As I grew older, Valentine's Day came to be less about construction paper and more about flowers and chocolates that came in heart-shaped boxes.

Fast-forward to 1971, when I was a college student and was invited by a friend to attend a Valentine party at her church. There I met a young man who had just been discharged from his military service and had returned home. A little more than a year later, on a warm summer evening, I married that young man! We drove away from the church that evening singing along with Karen Carpenter......"We've only just begun....". For the more than fifty years we have been married, that has remained "our song".

But today, I have another song ringing in my heart.  On this day when all the world is thinking about hearts and flowers and chocolates and love, my thoughts have turned to what love is really all about.

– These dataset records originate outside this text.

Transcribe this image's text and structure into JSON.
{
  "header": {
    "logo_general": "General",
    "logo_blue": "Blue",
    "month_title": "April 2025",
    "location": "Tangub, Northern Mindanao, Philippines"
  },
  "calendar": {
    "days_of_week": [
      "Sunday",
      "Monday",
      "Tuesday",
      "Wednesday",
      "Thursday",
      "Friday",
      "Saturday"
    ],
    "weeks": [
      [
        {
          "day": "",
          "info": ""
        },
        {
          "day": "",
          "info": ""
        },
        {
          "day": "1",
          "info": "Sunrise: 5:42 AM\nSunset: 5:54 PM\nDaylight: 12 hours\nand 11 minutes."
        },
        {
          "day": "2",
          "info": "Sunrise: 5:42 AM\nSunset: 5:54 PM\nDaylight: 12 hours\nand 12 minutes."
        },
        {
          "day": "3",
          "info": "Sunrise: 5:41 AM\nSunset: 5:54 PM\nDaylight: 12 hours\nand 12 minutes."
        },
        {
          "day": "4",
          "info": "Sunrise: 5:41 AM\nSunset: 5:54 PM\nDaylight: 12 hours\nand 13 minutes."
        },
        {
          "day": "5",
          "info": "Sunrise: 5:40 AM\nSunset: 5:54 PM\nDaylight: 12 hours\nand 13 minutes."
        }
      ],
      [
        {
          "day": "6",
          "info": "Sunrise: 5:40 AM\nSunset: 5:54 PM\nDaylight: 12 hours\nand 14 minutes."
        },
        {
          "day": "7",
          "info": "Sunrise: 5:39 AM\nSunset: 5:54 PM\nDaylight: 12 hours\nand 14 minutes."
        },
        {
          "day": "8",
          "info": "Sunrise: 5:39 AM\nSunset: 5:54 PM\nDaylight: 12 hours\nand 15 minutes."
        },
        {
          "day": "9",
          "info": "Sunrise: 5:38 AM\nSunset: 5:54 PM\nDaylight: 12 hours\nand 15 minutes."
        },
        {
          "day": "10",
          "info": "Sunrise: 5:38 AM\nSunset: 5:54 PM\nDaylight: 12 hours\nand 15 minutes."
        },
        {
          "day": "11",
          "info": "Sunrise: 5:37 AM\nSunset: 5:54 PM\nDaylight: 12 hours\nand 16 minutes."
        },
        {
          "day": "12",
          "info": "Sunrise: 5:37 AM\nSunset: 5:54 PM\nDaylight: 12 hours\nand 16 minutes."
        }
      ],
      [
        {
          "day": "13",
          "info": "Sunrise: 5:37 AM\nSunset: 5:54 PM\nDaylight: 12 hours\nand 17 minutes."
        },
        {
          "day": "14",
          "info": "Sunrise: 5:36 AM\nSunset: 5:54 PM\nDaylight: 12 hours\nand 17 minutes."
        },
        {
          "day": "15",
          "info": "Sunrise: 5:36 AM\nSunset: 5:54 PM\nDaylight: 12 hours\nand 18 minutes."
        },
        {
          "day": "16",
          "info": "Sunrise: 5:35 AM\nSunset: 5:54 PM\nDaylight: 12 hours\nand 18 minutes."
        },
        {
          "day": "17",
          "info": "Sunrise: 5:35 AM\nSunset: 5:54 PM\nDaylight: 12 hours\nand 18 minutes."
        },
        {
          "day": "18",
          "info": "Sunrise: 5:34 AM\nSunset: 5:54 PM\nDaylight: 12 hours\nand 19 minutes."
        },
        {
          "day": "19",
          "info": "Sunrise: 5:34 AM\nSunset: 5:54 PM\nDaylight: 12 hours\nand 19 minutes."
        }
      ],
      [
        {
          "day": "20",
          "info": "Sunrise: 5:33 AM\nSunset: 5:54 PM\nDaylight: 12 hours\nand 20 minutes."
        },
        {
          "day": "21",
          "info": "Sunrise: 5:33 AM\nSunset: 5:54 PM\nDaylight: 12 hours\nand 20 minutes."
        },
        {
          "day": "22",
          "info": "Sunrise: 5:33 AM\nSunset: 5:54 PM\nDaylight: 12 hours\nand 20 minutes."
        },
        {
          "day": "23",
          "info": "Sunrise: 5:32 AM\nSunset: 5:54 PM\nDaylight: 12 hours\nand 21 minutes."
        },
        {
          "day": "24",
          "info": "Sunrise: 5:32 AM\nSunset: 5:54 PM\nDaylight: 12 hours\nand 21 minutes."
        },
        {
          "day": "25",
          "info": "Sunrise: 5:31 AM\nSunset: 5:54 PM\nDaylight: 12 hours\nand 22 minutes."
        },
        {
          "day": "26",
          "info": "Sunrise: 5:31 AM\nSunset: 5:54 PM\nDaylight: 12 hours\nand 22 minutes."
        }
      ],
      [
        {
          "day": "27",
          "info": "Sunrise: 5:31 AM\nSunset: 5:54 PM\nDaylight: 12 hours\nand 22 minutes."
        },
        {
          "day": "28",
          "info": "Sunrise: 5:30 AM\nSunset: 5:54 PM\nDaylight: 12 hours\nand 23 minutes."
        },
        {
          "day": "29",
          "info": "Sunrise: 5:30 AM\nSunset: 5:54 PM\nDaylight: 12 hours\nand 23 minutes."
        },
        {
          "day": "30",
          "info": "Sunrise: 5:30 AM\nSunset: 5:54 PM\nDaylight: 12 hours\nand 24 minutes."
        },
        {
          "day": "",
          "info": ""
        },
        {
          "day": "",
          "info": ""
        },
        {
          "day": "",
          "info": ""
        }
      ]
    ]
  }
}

To that greatest expression of love. To the Savior who gave His life that I might have life eternal. Today, this is the song I'm singing......

With all my heart
I want to love you, Lord,
And live my life
Each day to know you more.
All that is in me
Is yours completely.
I'll serve you only
With all my heart.
(--Babbie Mason)

On this Valentine's Day, yes, I love my sweetheart for all these years......and I'm so grateful for that party invitation all those years ago. He really is my Knight in Shining Armor, my very own Prince Charming!

But even more than that, I am so very grateful for my Lord and Savior, Jesus Christ, who loved me, not because I was worthy of His love, but even though I am not. Who loved me enough to die for me! That's the best Valentine ever!